Even among these figures, one story sticks out in its sheer brutality. Keen recalled an incident from when he first started working at the center, where he was called by a fellow worker to assist with a "downed cow" in an experiment. "There was a young cow, a teenager, with as many as six bulls," he told the New York Times

"The bulls were being studied for their sexual libido, and normally you would do that by putting a single bull in with a cow for 15 minutes. But these bulls had been in there for hours mounting her." The cow's head had been immobilized for the experiment, her head locked in a cage-like device. "Her back legs were broken. Her body was just torn up." Keen wanted to euthanize the animal, but was required to gain permission from the scientist in charge of the experiment, who could not be tracked down.

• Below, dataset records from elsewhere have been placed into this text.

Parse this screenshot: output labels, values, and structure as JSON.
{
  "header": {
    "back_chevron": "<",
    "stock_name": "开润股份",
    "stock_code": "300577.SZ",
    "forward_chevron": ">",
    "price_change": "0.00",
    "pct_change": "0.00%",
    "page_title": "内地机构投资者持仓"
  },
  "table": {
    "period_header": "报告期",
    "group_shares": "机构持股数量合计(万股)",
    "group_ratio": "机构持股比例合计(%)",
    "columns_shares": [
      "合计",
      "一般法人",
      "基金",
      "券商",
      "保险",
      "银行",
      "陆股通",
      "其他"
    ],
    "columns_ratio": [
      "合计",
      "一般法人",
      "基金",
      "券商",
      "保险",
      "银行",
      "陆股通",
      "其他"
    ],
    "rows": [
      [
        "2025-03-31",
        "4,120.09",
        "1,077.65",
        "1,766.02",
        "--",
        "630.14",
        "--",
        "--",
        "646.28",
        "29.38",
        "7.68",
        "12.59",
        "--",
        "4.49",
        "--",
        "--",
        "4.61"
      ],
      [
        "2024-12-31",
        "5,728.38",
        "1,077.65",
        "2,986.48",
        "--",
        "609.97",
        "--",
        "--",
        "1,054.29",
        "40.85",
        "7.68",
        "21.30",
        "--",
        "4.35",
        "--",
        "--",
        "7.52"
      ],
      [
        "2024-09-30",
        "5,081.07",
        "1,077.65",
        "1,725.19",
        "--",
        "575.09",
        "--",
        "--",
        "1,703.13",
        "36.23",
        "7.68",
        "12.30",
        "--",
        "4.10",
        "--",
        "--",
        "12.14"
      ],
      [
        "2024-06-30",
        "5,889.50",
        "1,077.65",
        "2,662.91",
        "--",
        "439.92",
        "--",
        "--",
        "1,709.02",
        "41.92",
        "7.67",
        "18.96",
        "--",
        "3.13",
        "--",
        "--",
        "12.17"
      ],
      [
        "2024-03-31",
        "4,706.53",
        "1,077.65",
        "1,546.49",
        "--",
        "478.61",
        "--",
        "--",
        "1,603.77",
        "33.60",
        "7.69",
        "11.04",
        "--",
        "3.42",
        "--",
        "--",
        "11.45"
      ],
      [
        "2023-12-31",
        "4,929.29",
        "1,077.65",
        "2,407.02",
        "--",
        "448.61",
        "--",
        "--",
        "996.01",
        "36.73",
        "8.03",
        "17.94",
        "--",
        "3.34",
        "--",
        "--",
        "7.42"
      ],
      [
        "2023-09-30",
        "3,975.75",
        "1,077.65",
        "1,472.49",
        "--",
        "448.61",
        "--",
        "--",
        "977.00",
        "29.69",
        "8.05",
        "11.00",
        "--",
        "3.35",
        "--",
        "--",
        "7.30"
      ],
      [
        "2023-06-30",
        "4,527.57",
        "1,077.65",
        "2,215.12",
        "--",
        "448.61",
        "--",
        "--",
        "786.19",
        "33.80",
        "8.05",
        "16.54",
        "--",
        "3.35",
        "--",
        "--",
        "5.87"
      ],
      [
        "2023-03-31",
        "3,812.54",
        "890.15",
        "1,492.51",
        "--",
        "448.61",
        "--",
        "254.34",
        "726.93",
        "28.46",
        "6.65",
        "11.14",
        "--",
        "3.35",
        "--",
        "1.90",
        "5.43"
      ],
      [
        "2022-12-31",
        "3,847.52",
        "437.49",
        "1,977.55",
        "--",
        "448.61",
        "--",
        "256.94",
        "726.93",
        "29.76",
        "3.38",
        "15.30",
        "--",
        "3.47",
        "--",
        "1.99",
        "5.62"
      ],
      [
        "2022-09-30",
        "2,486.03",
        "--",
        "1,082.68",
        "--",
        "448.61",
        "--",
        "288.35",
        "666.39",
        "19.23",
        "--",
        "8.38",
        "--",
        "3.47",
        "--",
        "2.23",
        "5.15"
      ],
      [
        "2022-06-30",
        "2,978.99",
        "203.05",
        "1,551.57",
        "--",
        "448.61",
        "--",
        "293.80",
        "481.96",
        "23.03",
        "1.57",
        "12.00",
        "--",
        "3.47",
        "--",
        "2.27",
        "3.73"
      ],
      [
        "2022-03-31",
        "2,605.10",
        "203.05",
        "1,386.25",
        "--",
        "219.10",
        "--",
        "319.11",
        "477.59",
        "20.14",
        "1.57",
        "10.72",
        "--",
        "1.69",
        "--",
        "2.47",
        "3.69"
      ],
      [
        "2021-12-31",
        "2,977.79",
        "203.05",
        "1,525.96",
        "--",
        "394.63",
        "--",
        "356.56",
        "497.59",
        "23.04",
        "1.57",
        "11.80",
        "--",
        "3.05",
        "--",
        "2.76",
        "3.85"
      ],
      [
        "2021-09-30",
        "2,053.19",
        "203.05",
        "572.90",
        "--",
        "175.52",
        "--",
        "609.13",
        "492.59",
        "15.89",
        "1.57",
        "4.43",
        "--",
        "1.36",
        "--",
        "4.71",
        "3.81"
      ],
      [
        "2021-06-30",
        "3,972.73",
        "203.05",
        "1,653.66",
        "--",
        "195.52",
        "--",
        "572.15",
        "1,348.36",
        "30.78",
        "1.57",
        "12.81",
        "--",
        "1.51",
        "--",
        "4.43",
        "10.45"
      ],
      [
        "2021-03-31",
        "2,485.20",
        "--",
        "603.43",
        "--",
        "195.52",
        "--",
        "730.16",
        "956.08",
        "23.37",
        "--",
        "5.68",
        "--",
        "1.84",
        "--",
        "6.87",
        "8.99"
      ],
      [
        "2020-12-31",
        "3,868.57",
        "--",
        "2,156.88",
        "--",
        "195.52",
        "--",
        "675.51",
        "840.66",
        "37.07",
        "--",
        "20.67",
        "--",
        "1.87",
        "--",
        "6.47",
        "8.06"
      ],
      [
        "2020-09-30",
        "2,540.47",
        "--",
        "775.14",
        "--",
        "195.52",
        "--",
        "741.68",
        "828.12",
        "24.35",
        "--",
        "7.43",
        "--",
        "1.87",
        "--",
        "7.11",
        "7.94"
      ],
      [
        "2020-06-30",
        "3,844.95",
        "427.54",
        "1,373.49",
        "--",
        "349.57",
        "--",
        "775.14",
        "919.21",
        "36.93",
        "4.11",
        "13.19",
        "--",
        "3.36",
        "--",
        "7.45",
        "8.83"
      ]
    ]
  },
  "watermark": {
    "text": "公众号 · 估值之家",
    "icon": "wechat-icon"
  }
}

It took hours for the cow to die.

The incident highlights the tensions between the center's researchers, whose goal is to lower the price of American meat, and its veterinarians, who have sworn an oath to treat animals humanely. At the center, the researchers clearly have the upper hand: The center's 30,000 animals are tended by roughly 44 scientists and 73 technicians, none of whom have medical or veterinary degrees. The work of euthanizing and operating on livestock is routinely performed by assistants, who occasionally perform two or more major surgical operations on the same animal.

John Klindt, a scientist who retired in 2008, defended the practice of letting untrained researcher perform live animal surgery. "A vet has no business coming in and telling you how to do it," he told the New York Times. "Surgery is an art you get through practice." Also, medical school.

Consumers don't want to consume meat made this way. Americans confronted by books like Fast Food Nation, documentaries like Food Inc. and appalling reports like this have been turned off by meat, with consumption of red meat dropping in the United States for the first time in decades. More and more frequently, consumers scandalized by the horrors of factory farms, pink slime, runoff lagoons and the flagrant human rights abuses conducted in American abattoirs are turning to humanely raised meat, or no meat at all.

With stories like these, we can't blame them.